American Homes 4 Rent is marketing its third securitization; it is backed by a $530 million loan secured by 4,521 single-family home rental properties.
Goldman Sachs, JP Morgan Securities and Wells Fargo Securities are the lead managers on the deal. Kroll Bond Ratings Agency and Morningstar have been hired to rate it.
The underlying loan is fixed-rate and amortizes on a monthly basis over a term of 10 years, the longest loan tenure to date that has backed a single-family rental securitization.
Although the amortization feature is similar to three previous floating-rate transactions, which include AH4R 2014-SFR1, Colony American Homes 2014- 1 and Invitation Homes 2013-SFR1, those loans have fully extended terms of only five years.
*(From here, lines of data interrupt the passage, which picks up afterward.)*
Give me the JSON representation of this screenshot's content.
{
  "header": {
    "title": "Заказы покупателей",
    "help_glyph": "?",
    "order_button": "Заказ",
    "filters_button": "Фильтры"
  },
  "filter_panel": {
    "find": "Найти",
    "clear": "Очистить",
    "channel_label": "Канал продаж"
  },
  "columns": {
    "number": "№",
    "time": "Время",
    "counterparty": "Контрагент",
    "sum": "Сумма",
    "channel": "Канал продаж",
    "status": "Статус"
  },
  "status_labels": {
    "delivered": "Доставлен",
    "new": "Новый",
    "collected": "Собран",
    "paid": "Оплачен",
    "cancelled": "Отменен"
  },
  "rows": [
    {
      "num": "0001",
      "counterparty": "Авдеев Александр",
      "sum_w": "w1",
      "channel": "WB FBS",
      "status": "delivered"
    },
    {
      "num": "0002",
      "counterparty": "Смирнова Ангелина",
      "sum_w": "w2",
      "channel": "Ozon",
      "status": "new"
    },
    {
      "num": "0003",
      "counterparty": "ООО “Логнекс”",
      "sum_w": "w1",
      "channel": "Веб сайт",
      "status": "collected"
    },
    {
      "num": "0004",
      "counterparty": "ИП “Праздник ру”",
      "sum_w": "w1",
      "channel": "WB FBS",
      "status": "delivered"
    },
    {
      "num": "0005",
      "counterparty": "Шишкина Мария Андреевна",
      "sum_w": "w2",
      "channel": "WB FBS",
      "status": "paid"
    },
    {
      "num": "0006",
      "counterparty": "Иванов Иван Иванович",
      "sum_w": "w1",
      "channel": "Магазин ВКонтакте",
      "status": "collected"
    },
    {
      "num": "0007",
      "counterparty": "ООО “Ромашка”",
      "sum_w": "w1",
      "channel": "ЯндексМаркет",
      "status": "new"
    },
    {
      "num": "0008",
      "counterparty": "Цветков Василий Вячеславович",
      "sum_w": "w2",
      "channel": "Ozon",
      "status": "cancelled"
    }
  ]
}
The other seven prior securitizations are collateralized by interest-only loans with five-year fully extended terms.
Loans with longer terms can be more susceptible to term default than loans of comparable credit quality with shorter terms because they have more payments over which a default can occur. The loans have both a higher term probability of default and a higher lifetime probability of default. “Furthermore, as the asset class is relatively new to securitization, there is less visibility regarding how the loan will perform over a longer 10-year time horizon,” Kroll stated in its presale report.
However the loan backing AH4R-SFR3 pays both interest and principal on a monthly basis. This natural deleveraging over the loan term “results in a lower risk of maturity default compared to an interest-only loan,” stated Kroll. “In the event of default later in its term, an amortizing loan will also experience a lower loss given default relative to an interest-only loan owing to its lower remaining principal balance”.
The AH4R 2014-SFR3 pool features properties that are located in 10 states, with the three largest state exposures representing 58.8% of the aggregate broker price opinion (BPO) value of the portfolio: Texas (23.8%), North Carolina (21.3%), and Indiana (13.7%). The aggregate BPO value of the underlying homes was $799.4 million, yielding a loan-to-value ratio of 66.3%.
Some of the homes (112 properties) are rented on month-to-month leases and 57 properties had assumed tenants in place at time of acquisition, also known as carry-over tenants. This includes two properties that have assumed tenants on month-to-month leases.
The capital trust will offer $303 million of AAA’/ AAA’ rated securities, with credit enhancement at 42.7%; $49.9 million of AA+’/ AA+’ rated securities with credit enhancement at 33.3%; $53.9 million of AA-’/ A+’ rated securities with credit enhancement at 23.1%; $35.9 million of A’/ BBB+’ rated securities with credit enhancement at 16.3% and $86.3 million of BBB-’/ BBB’ rated notes.